Mystery/Thriller · Isolated Setting

8 hand-picked mystery/thriller and isolated setting books curated by NextBookAfter.

Mystery/ThrillerIsolated Setting
Cover of Home Before Dark

Home Before Dark

If The Turn of the Key's corrosive unreliable narrator and smart-home paranoia kept you spiraling, you need a haunted house story where the memoir itself is the trap. Home Before Dark trades surveillance cameras for family secrets that validate every cynical suspicion you've ever had about picture-perfect privilege—and the protagonist's ambition makes her the perfect victim of her own legacy.

Cover of No Exit

No Exit

If you couldn't put down One by One with its snowed-in coworkers turning on each other amid grudges and secrets, No Exit ramps up that same claustrophobic dread in a rest-stop nightmare where trust shatters fast. The binge-worthy pacing and clever twists that made McFadden's thriller addictive echo here, with relatable protagonists fighting betrayal in a high-pressure trap. Perfect for fans craving emotional depth in survival stories without the gore—just pure, paranoia-fueled adrenaline.

Cover of Rock Paper Scissors

Rock Paper Scissors

Gone Girl hooked you with its razor-sharp takedown of a crumbling marriage, where unreliable narrators blurred victim and villain in a storm of deception and dark humor. Rock Paper Scissors ramps up that intensity, trapping a couple in isolated mind games that echo the Dunnes' toxic tactics, complete with timeline twists that shatter every assumption.
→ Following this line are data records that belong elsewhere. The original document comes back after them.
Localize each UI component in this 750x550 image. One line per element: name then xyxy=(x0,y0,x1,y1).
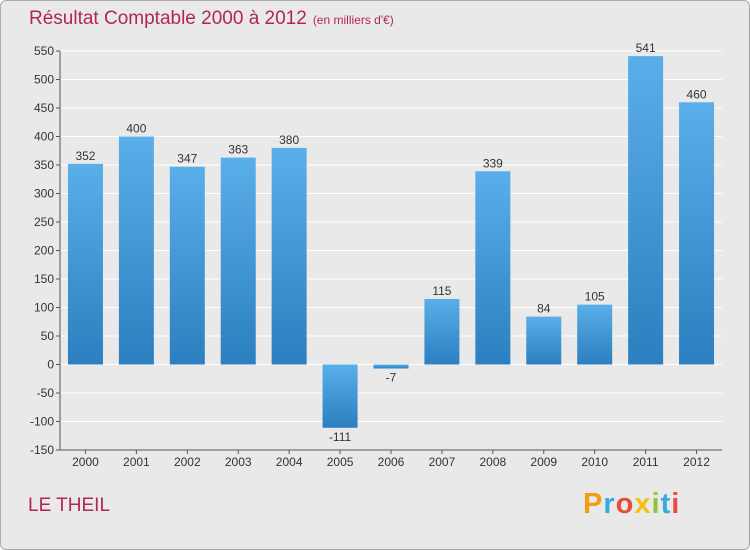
x-tick-label: 2008 xyxy=(479,455,506,469)
x-tick-label: 2001 xyxy=(123,455,150,469)
value-label: 339 xyxy=(483,156,503,170)
y-tick-label: 450 xyxy=(34,101,54,115)
x-tick-label: 2003 xyxy=(225,455,252,469)
bar-2011 xyxy=(628,56,664,365)
value-label: 347 xyxy=(177,152,197,166)
bar-2008 xyxy=(475,171,511,365)
y-tick-label: 300 xyxy=(34,187,54,201)
y-tick-label: 400 xyxy=(34,130,54,144)
y-tick-label: 550 xyxy=(34,44,54,58)
chart-title-text: Résultat Comptable 2000 à 2012 xyxy=(29,8,307,29)
x-tick-label: 2011 xyxy=(633,455,659,469)
y-tick-label: 0 xyxy=(47,358,54,372)
value-label: 115 xyxy=(432,284,451,298)
logo-letter: o xyxy=(615,488,635,520)
value-label: 380 xyxy=(279,133,299,147)
bar-2009 xyxy=(526,316,562,365)
logo-letter: t xyxy=(660,488,672,520)
x-tick-label: 2010 xyxy=(581,455,608,469)
y-tick-label: -100 xyxy=(30,415,54,429)
bar-2010 xyxy=(577,304,613,365)
chart-title: Résultat Comptable 2000 à 2012 (en millie… xyxy=(29,8,394,30)
value-label: 541 xyxy=(636,41,656,55)
bar-2007 xyxy=(424,298,460,365)
logo-letter: i xyxy=(651,488,661,520)
y-tick-label: 350 xyxy=(34,158,54,172)
bar-2002 xyxy=(169,166,205,365)
y-tick-label: -150 xyxy=(30,443,54,457)
x-tick-label: 2009 xyxy=(530,455,557,469)
x-tick-label: 2007 xyxy=(429,455,456,469)
y-tick-label: 150 xyxy=(34,272,54,286)
x-tick-label: 2006 xyxy=(378,455,405,469)
x-tick-label: 2012 xyxy=(683,455,710,469)
bar-2003 xyxy=(220,157,256,365)
unit-note: (en milliers d'€) xyxy=(312,13,394,27)
value-label: 400 xyxy=(126,122,146,136)
bar-2004 xyxy=(271,147,307,365)
place-name: LE THEIL xyxy=(28,495,111,516)
bar-2006 xyxy=(373,364,409,369)
bar-2012 xyxy=(679,102,715,365)
logo-letter: x xyxy=(634,488,652,520)
logo-letter: r xyxy=(603,488,616,520)
logo-letter: P xyxy=(583,488,604,520)
x-tick-label: 2004 xyxy=(276,455,303,469)
x-tick-label: 2005 xyxy=(327,455,354,469)
logo-letter: i xyxy=(671,488,681,520)
value-label: 363 xyxy=(228,143,248,157)
y-tick-label: 200 xyxy=(34,244,54,258)
y-tick-label: 250 xyxy=(34,215,54,229)
y-tick-label: 50 xyxy=(41,329,55,343)
bar-2000 xyxy=(67,163,103,365)
bar-2001 xyxy=(118,136,154,365)
proxiti-logo: Proxiti xyxy=(583,488,680,521)
x-tick-label: 2000 xyxy=(72,455,99,469)
value-label: -111 xyxy=(329,430,352,444)
y-tick-label: 100 xyxy=(34,301,54,315)
value-label: 84 xyxy=(537,302,551,316)
value-label: -7 xyxy=(386,370,397,384)
x-tick-label: 2002 xyxy=(174,455,201,469)
value-label: 352 xyxy=(75,149,95,163)
y-tick-label: 500 xyxy=(34,73,54,87)
y-tick-label: -50 xyxy=(37,386,55,400)
value-label: 105 xyxy=(585,290,605,304)
bar-2005 xyxy=(322,364,358,428)
value-label: 460 xyxy=(687,87,707,101)
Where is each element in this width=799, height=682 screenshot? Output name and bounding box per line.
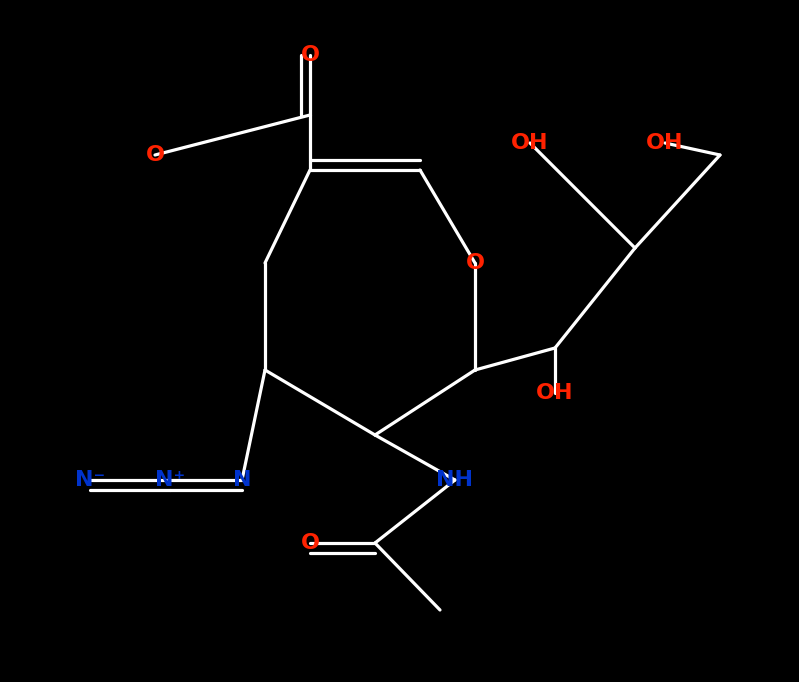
Text: NH: NH: [436, 470, 474, 490]
Text: O: O: [145, 145, 165, 165]
Text: OH: OH: [646, 133, 684, 153]
Text: O: O: [466, 253, 484, 273]
Text: N: N: [233, 470, 251, 490]
Text: O: O: [300, 45, 320, 65]
Text: O: O: [300, 533, 320, 553]
Text: OH: OH: [511, 133, 549, 153]
Text: N⁺: N⁺: [155, 470, 185, 490]
Text: OH: OH: [536, 383, 574, 403]
Text: N⁻: N⁻: [75, 470, 105, 490]
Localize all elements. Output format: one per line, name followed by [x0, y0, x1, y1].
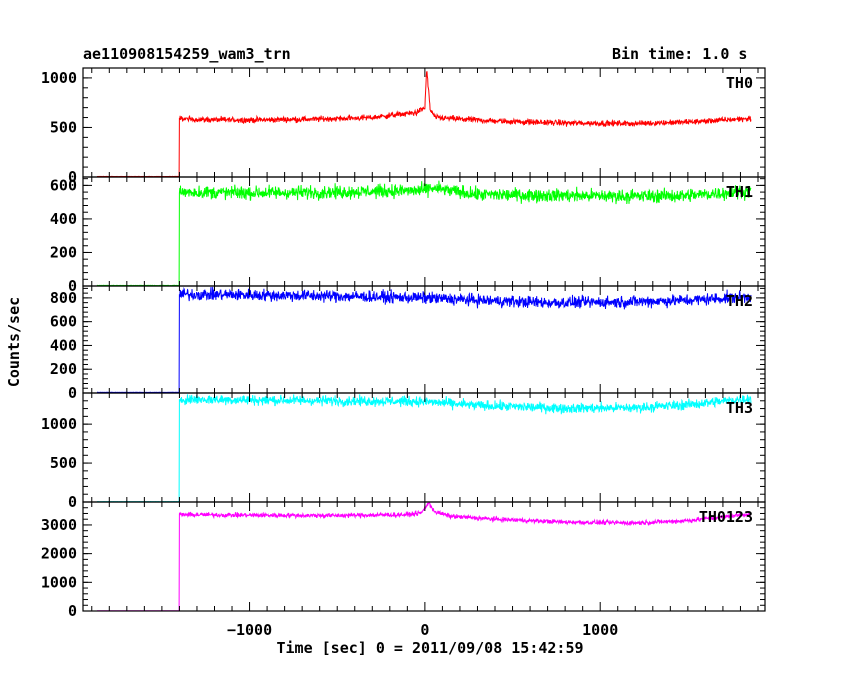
y-tick-label: 500	[50, 118, 77, 136]
y-tick-label: 500	[50, 454, 77, 472]
y-axis-label: Counts/sec	[5, 296, 23, 388]
series-line-th2	[97, 286, 752, 394]
y-tick-label: 2000	[41, 545, 77, 563]
y-tick-label: 1000	[41, 415, 77, 433]
panel-frame-th0	[82, 67, 766, 178]
y-tick-label: 0	[68, 602, 77, 620]
y-tick-label: 3000	[41, 516, 77, 534]
y-tick-label: 600	[50, 313, 77, 331]
series-line-th1	[96, 180, 752, 287]
x-tick-label: −1000	[227, 621, 272, 639]
y-tick-label: 1000	[41, 69, 77, 87]
series-label-th0123: TH0123	[699, 508, 753, 526]
y-tick-label: 600	[50, 176, 77, 194]
y-tick-label: 0	[68, 168, 77, 186]
x-tick-label: 1000	[582, 621, 618, 639]
series-line-th3	[97, 394, 752, 503]
object-title: ae110908154259_wam3_trn	[83, 45, 291, 63]
y-tick-label: 400	[50, 336, 77, 354]
series-label-th1: TH1	[726, 183, 753, 201]
panel-frame-th0123	[82, 501, 766, 612]
y-tick-label: 0	[68, 493, 77, 511]
series-label-th3: TH3	[726, 399, 753, 417]
panel-frame-th3	[82, 392, 766, 503]
y-tick-label: 400	[50, 210, 77, 228]
series-label-th2: TH2	[726, 292, 753, 310]
y-tick-label: 200	[50, 243, 77, 261]
y-tick-label: 200	[50, 360, 77, 378]
y-tick-label: 800	[50, 289, 77, 307]
x-axis-label: Time [sec] 0 = 2011/09/08 15:42:59	[276, 639, 584, 657]
series-line-th0	[97, 71, 752, 178]
y-tick-label: 0	[68, 277, 77, 295]
series-label-th0: TH0	[726, 74, 753, 92]
x-tick-label: 0	[420, 621, 429, 639]
y-tick-label: 0	[68, 384, 77, 402]
bin-time-label: Bin time: 1.0 s	[612, 45, 748, 63]
series-line-th0123	[97, 502, 752, 612]
y-tick-label: 1000	[41, 573, 77, 591]
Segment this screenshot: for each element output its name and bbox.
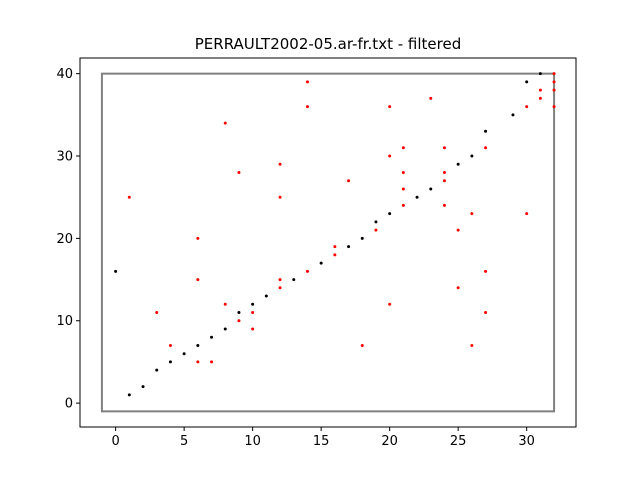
data-point (347, 179, 351, 183)
data-point (456, 228, 460, 232)
data-point (182, 352, 186, 356)
y-tick-label: 20 (56, 232, 73, 247)
data-point (155, 311, 159, 315)
data-point (470, 154, 474, 158)
data-point (470, 343, 474, 347)
points-layer (114, 72, 556, 397)
data-point (319, 261, 323, 265)
data-point (511, 113, 515, 117)
y-axis-ticks: 0 10 20 30 40 (56, 67, 80, 412)
data-point (333, 253, 337, 257)
data-point (237, 319, 241, 323)
data-point (388, 212, 392, 216)
data-point (456, 286, 460, 290)
x-tick-label: 5 (180, 434, 188, 449)
data-point (360, 343, 364, 347)
data-point (525, 105, 529, 109)
x-tick-label: 10 (244, 434, 261, 449)
data-point (278, 195, 282, 199)
data-point (538, 88, 542, 92)
data-point (305, 269, 309, 273)
data-point (401, 146, 405, 150)
data-point (141, 385, 145, 389)
data-point (305, 105, 309, 109)
y-tick-label: 40 (56, 67, 73, 82)
data-point (127, 393, 131, 397)
data-point (401, 170, 405, 174)
data-point (484, 269, 488, 273)
plot-frame (79, 57, 577, 428)
x-tick-label: 30 (518, 434, 535, 449)
data-point (470, 212, 474, 216)
data-point (456, 162, 460, 166)
data-point (237, 311, 241, 315)
y-tick-label: 30 (56, 150, 73, 165)
data-point (484, 129, 488, 133)
y-tick-label: 10 (56, 314, 73, 329)
data-point (237, 170, 241, 174)
data-point (484, 311, 488, 315)
x-tick-label: 0 (111, 434, 119, 449)
data-point (442, 146, 446, 150)
data-point (292, 278, 296, 282)
data-point (347, 245, 351, 249)
data-point (278, 278, 282, 282)
data-point (168, 360, 172, 364)
chart-title: PERRAULT2002-05.ar-fr.txt - filtered (195, 35, 461, 53)
data-point (168, 343, 172, 347)
data-point (155, 368, 159, 372)
data-point (442, 170, 446, 174)
data-point (442, 203, 446, 207)
y-tick-label: 0 (65, 397, 73, 412)
data-point (374, 228, 378, 232)
data-point (223, 327, 227, 331)
data-point (196, 278, 200, 282)
data-point (429, 96, 433, 100)
data-point (251, 311, 255, 315)
data-point (127, 195, 131, 199)
data-point (210, 360, 214, 364)
data-point (388, 302, 392, 306)
data-point (538, 96, 542, 100)
data-point (210, 335, 214, 339)
data-point (333, 245, 337, 249)
x-tick-label: 25 (450, 434, 467, 449)
data-point (415, 195, 419, 199)
x-tick-label: 20 (381, 434, 398, 449)
data-point (401, 187, 405, 191)
data-point (251, 302, 255, 306)
bounding-box-layer (100, 72, 556, 413)
data-point (374, 220, 378, 224)
data-point (360, 236, 364, 240)
data-point (552, 105, 556, 109)
data-point (223, 121, 227, 125)
data-point (251, 327, 255, 331)
data-point (552, 72, 556, 76)
data-point (278, 286, 282, 290)
data-point (388, 154, 392, 158)
data-point (278, 162, 282, 166)
data-point (538, 72, 542, 76)
data-point (196, 343, 200, 347)
data-point (429, 187, 433, 191)
data-point (442, 179, 446, 183)
data-point (552, 88, 556, 92)
data-point (525, 80, 529, 84)
data-point (305, 80, 309, 84)
data-point (401, 203, 405, 207)
data-point (114, 269, 118, 273)
data-point (196, 360, 200, 364)
bounding-box (100, 72, 556, 413)
data-point (223, 302, 227, 306)
data-point (264, 294, 268, 298)
data-point (552, 80, 556, 84)
x-tick-label: 15 (313, 434, 330, 449)
x-axis-ticks: 0 5 10 15 20 25 30 (111, 427, 535, 449)
data-point (484, 146, 488, 150)
data-point (525, 212, 529, 216)
data-point (388, 105, 392, 109)
data-point (196, 236, 200, 240)
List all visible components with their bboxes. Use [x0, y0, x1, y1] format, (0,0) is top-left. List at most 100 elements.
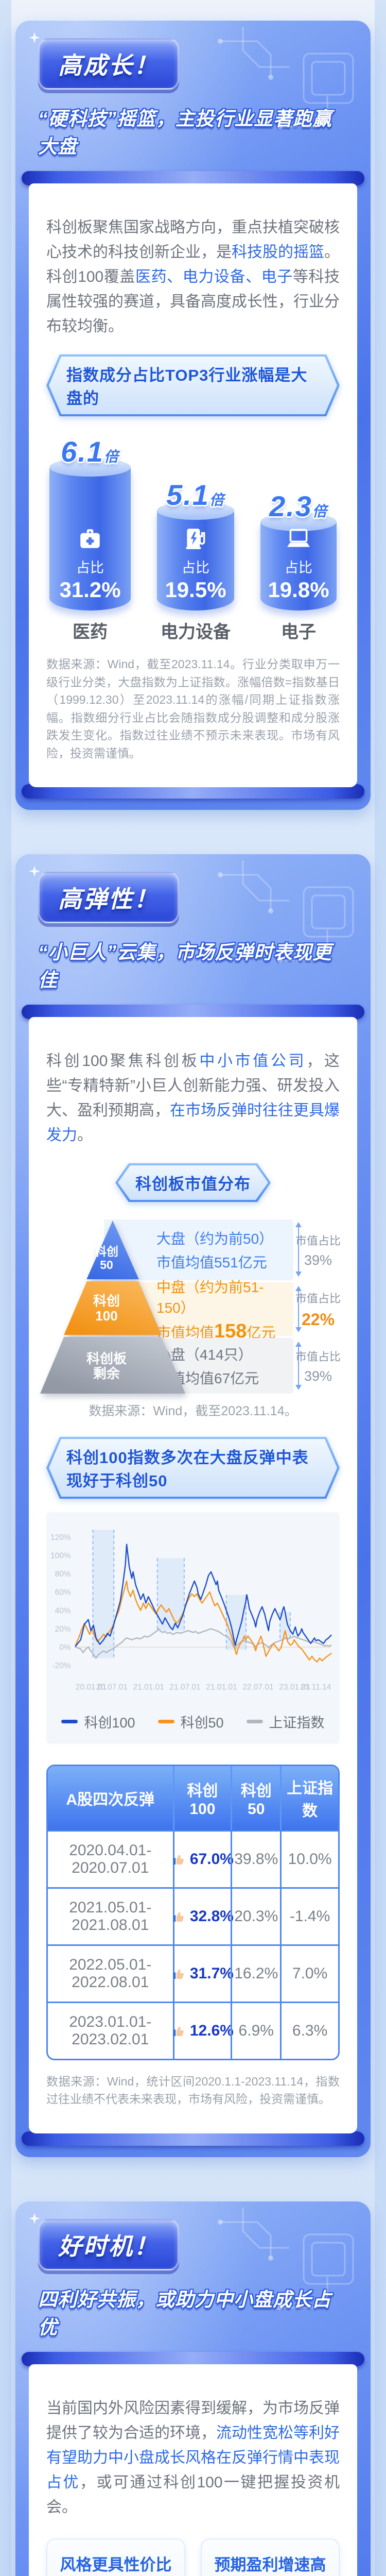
svg-text:80%: 80%: [55, 1570, 71, 1579]
section2-header: 高弹性！ “小巨人”云集，市场反弹时表现更佳: [15, 854, 371, 1005]
legend-swatch: [246, 1719, 263, 1723]
share-cell: 市值占比 39%: [295, 1350, 341, 1384]
section1-header: 高成长！ “硬科技”摇篮，主投行业显著跑赢大盘: [15, 21, 371, 171]
cylinder-power-equipment: 5.1倍 占比 19.5% 电力设备: [157, 478, 234, 643]
line-chart-banner: 科创100指数多次在大盘反弹中表现好于科创50: [46, 1437, 340, 1499]
section2-footnote: 数据来源：Wind，统计区间2020.1.1-2023.11.14，指数过往业绩…: [46, 2074, 340, 2106]
svg-text:21.01.01: 21.01.01: [206, 1683, 237, 1692]
pyramid-row-large-cap: 大盘（约为前50） 市值均值551亿元: [104, 1219, 293, 1280]
section2-title-badge: 高弹性！: [38, 872, 179, 923]
svg-text:21.01.01: 21.01.01: [133, 1683, 164, 1692]
svg-text:20%: 20%: [55, 1625, 71, 1634]
pyramid-source: 数据来源：Wind，截至2023.11.14。: [89, 1404, 297, 1418]
svg-text:40%: 40%: [55, 1606, 71, 1615]
section2-subtitle: “小巨人”云集，市场反弹时表现更佳: [38, 942, 332, 991]
section2-sheet: 科创100聚焦科创板中小市值公司，这些“专精特新”小巨人创新能力强、研发投入大、…: [29, 1017, 357, 2133]
section3-sheet: 当前国内外风险因素得到缓解，为市场反弹提供了较为合适的环境，流动性宽松等利好有望…: [29, 2364, 357, 2576]
scroll-bar-top: [22, 1005, 364, 1019]
svg-text:60%: 60%: [55, 1588, 71, 1597]
line-chart-title: 科创100指数多次在大盘反弹中表现好于科创50: [49, 1439, 337, 1497]
table-row: 2020.04.01-2020.07.01 67.0% 39.8% 10.0%: [48, 1829, 338, 1887]
pyramid-title: 科创板市值分布: [118, 1165, 268, 1200]
table-header-row: A股四次反弹 科创100 科创50 上证指数: [48, 1766, 338, 1830]
bar-chart-banner: 指数成分占比TOP3行业涨幅是大盘的: [46, 354, 340, 416]
scroll-bar-top: [22, 171, 364, 185]
section1-body: 科创板聚焦国家战略方向，重点扶植突破核心技术的科技创新企业，是科技股的摇篮。科创…: [46, 219, 340, 335]
range-arrow-icon: [295, 1222, 302, 1277]
thumb-up-icon: [173, 1855, 184, 1865]
svg-text:22.07.01: 22.07.01: [242, 1683, 273, 1692]
legend-swatch: [61, 1719, 78, 1723]
category-label: 医药: [73, 622, 108, 642]
ev-charger-icon: [186, 529, 205, 549]
market-cap-pyramid: 大盘（约为前50） 市值均值551亿元 中盘（约为前51-150） 市值均值15…: [40, 1219, 341, 1421]
table-row: 2021.05.01-2021.08.01 32.8% 20.3% -1.4%: [48, 1887, 338, 1944]
share-value: 19.8%: [268, 578, 329, 602]
bar-chart-title: 指数成分占比TOP3行业涨幅是大盘的: [49, 357, 337, 414]
section-high-growth: 高成长！ “硬科技”摇篮，主投行业显著跑赢大盘 科创板聚焦国家战略方向，重点扶植…: [15, 21, 371, 810]
section3-body: 当前国内外风险因素得到缓解，为市场反弹提供了较为合适的环境，流动性宽松等利好有望…: [46, 2399, 340, 2516]
share-cell: 市值占比 39%: [295, 1234, 341, 1268]
card-valuation: 风格更具性价比 中小盘成长今年来最大回撤超27%,估值消化充分，风格更具性价比。: [46, 2538, 185, 2576]
section-high-elasticity: 高弹性！ “小巨人”云集，市场反弹时表现更佳 科创100聚焦科创板中小市值公司，…: [15, 854, 371, 2157]
section1-footnote: 数据来源：Wind，截至2023.11.14。行业分类取申万一级行业分类，大盘指…: [46, 657, 340, 760]
svg-text:20.07.01: 20.07.01: [97, 1683, 128, 1692]
svg-text:-20%: -20%: [52, 1662, 71, 1670]
pyramid-layer-rest: [40, 1337, 185, 1394]
table-row: 2023.01.01-2023.02.01 12.6% 6.9% 6.3%: [48, 2001, 338, 2059]
svg-text:23.11.14: 23.11.14: [301, 1683, 331, 1692]
section3-title-badge: 好时机！: [38, 2218, 179, 2270]
section3-header: 好时机！ 四利好共振，或助力中小盘成长占优: [15, 2201, 371, 2352]
pyramid-banner: 科创板市值分布: [115, 1163, 271, 1202]
sparkle-icon: [29, 2212, 40, 2224]
multiple-value: 5.1倍: [166, 479, 225, 511]
medical-kit-icon: [80, 529, 100, 548]
table-row: 2022.05.01-2022.08.01 31.7% 16.2% 7.0%: [48, 1944, 338, 2002]
share-label: 占比: [76, 560, 104, 575]
category-label: 电力设备: [161, 622, 231, 642]
section-good-timing: 好时机！ 四利好共振，或助力中小盘成长占优 当前国内外风险因素得到缓解，为市场反…: [15, 2201, 371, 2576]
range-arrow-icon: [295, 1286, 302, 1332]
share-value: 31.2%: [59, 578, 121, 602]
svg-text:0%: 0%: [59, 1643, 71, 1652]
thumb-up-icon: [173, 2026, 184, 2036]
cylinder-pharma: 6.1倍 占比 31.2% 医药: [49, 435, 131, 643]
sparkle-icon: [29, 866, 40, 877]
section2-body: 科创100聚焦科创板中小市值公司，这些“专精特新”小巨人创新能力强、研发投入大、…: [46, 1053, 340, 1144]
legend-szzs: 上证指数: [246, 1711, 325, 1732]
legend-swatch: [157, 1719, 174, 1723]
section2-title: 高弹性！: [58, 886, 159, 912]
share-label: 占比: [182, 560, 209, 575]
legend-kc100: 科创100: [61, 1711, 135, 1732]
share-label: 占比: [285, 560, 312, 575]
cylinder-electronics: 2.3倍 占比 19.8% 电子: [260, 489, 337, 643]
svg-text:100%: 100%: [50, 1551, 71, 1560]
thumb-up-icon: [173, 1969, 184, 1979]
industry-cylinder-chart: 6.1倍 占比 31.2% 医药 5.1倍: [46, 416, 340, 643]
svg-text:120%: 120%: [50, 1533, 71, 1542]
share-cell: 市值占比 22%: [295, 1292, 341, 1329]
trend-line-chart: 120% 100% 80% 60% 40% 20% 0% -20% 20.01.01 20.07.…: [46, 1512, 340, 1744]
range-arrow-icon: [295, 1342, 302, 1390]
share-value: 19.5%: [165, 578, 226, 602]
sparkle-icon: [29, 32, 40, 43]
laptop-icon: [287, 529, 310, 547]
svg-text:21.07.01: 21.07.01: [169, 1683, 200, 1692]
scroll-bar-bottom: [22, 2131, 364, 2146]
legend-kc50: 科创50: [157, 1711, 224, 1732]
category-label: 电子: [281, 622, 316, 642]
section3-subtitle: 四利好共振，或助力中小盘成长占优: [38, 2289, 331, 2338]
multiple-value: 6.1倍: [61, 435, 119, 468]
chart-legend: 科创100 科创50 上证指数: [47, 1709, 339, 1742]
benefit-cards-grid: 风格更具性价比 中小盘成长今年来最大回撤超27%,估值消化充分，风格更具性价比。…: [46, 2538, 340, 2576]
section1-subtitle: “硬科技”摇篮，主投行业显著跑赢大盘: [38, 108, 332, 157]
svg-text:23.01.01: 23.01.01: [279, 1683, 310, 1692]
section3-title: 好时机！: [58, 2232, 159, 2260]
pyramid-figure: 科创 50 科创 100 科创板 剩余: [40, 1221, 185, 1394]
section1-sheet: 科创板聚焦国家战略方向，重点扶植突破核心技术的科技创新企业，是科技股的摇篮。科创…: [29, 183, 357, 787]
card-profit-growth: 预期盈利增速高 科创100指数未来2年预期净利润复合增长率为37.06%。: [201, 2538, 340, 2576]
rebound-table: A股四次反弹 科创100 科创50 上证指数 2020.04.01-2020.0…: [46, 1764, 340, 2060]
multiple-value: 2.3倍: [269, 490, 328, 522]
scroll-bar-top: [22, 2351, 364, 2366]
If you craved Flynn's unflinching probe into gender dynamics and relational rage, this is your next obsession.

Cover of Rock Paper Scissors

Rock Paper Scissors

If The Guest List had you hooked on its multi-perspective unraveling of flawed characters' secrets amid claustrophobic tension, you'll devour how Rock Paper Scissors echoes that with alternating viewpoints exposing marital resentments in a snowbound retreat. Fans loved piecing together Agatha Christie-style clues without gore, and this delivers the same intricate puzzles with sharp commentary on privilege and betrayal. It's the perfect binge for those seeking emotional catharsis from toxic dynamics and dark twists that validate your suspicions about hidden facades.

Cover of Rock Paper Scissors

Rock Paper Scissors

The Midnight Feast hooked you with its slow-burn paranoia, where folklore and modern secrets collided in a locked-down coastal retreat. You craved that claustrophobic tension, the way privilege cracked to expose raw human rot, and the delicious schadenfreude of watching polished personas crumble. If you're still chasing that gothic thrill where every perspective shift tightens the noose, we found your next fix.

Cover of The 7 1/2 Deaths of Evelyn Hardcastle

The 7 1/2 Deaths of Evelyn Hardcastle

If you devoured 'The Decagon House Murders' for its inescapable island suspense and honkaku-style fair-play clues that turned reading into a high-stakes logic game, get ready for a remote manor where time loops redefine the puzzle. Stuart Turton's 'The 7 1/2 Deaths of Evelyn Hardcastle' mirrors that mechanical precision with body-swapping revelations and Golden Age homages, rewarding analytical minds who crave outsmarting intricate plots without emotional distractions. It's the ultimate brain-teaser for fans who treat mysteries like chess matches, complete with satisfying 'aha' moments that tie every thread.

Cover of The Lost Man

The Lost Man

Wilde's outsider instincts and self-reliant grit hooked you—now trade New Jersey woods for Australia's scorched outback, where a family death unravels secrets that demand the same feral logic. Jane Harper serves up brisk pacing, sibling conspiracies, and a landscape as brutal as any antagonist, rewarding cunning over credentials with surgical precision.

Cover of The Turn of the Key

The Turn of the Key

If A Place of Execution left you haunted by Scardale's isolated suspicions and buried traumas, dive into The Turn of the Key for that same chilling blend of unreliable narrators and shocking revelations in a claustrophobic Scottish Highlands setting. Ruth Ware masterfully echoes Val McDermid's gritty feminist undertones, exposing class hierarchies and institutional failures through a tenacious female protagonist unraveling dark family secrets. It's the perfect thriller for dissecting moral ambiguities and rural decay that fans crave.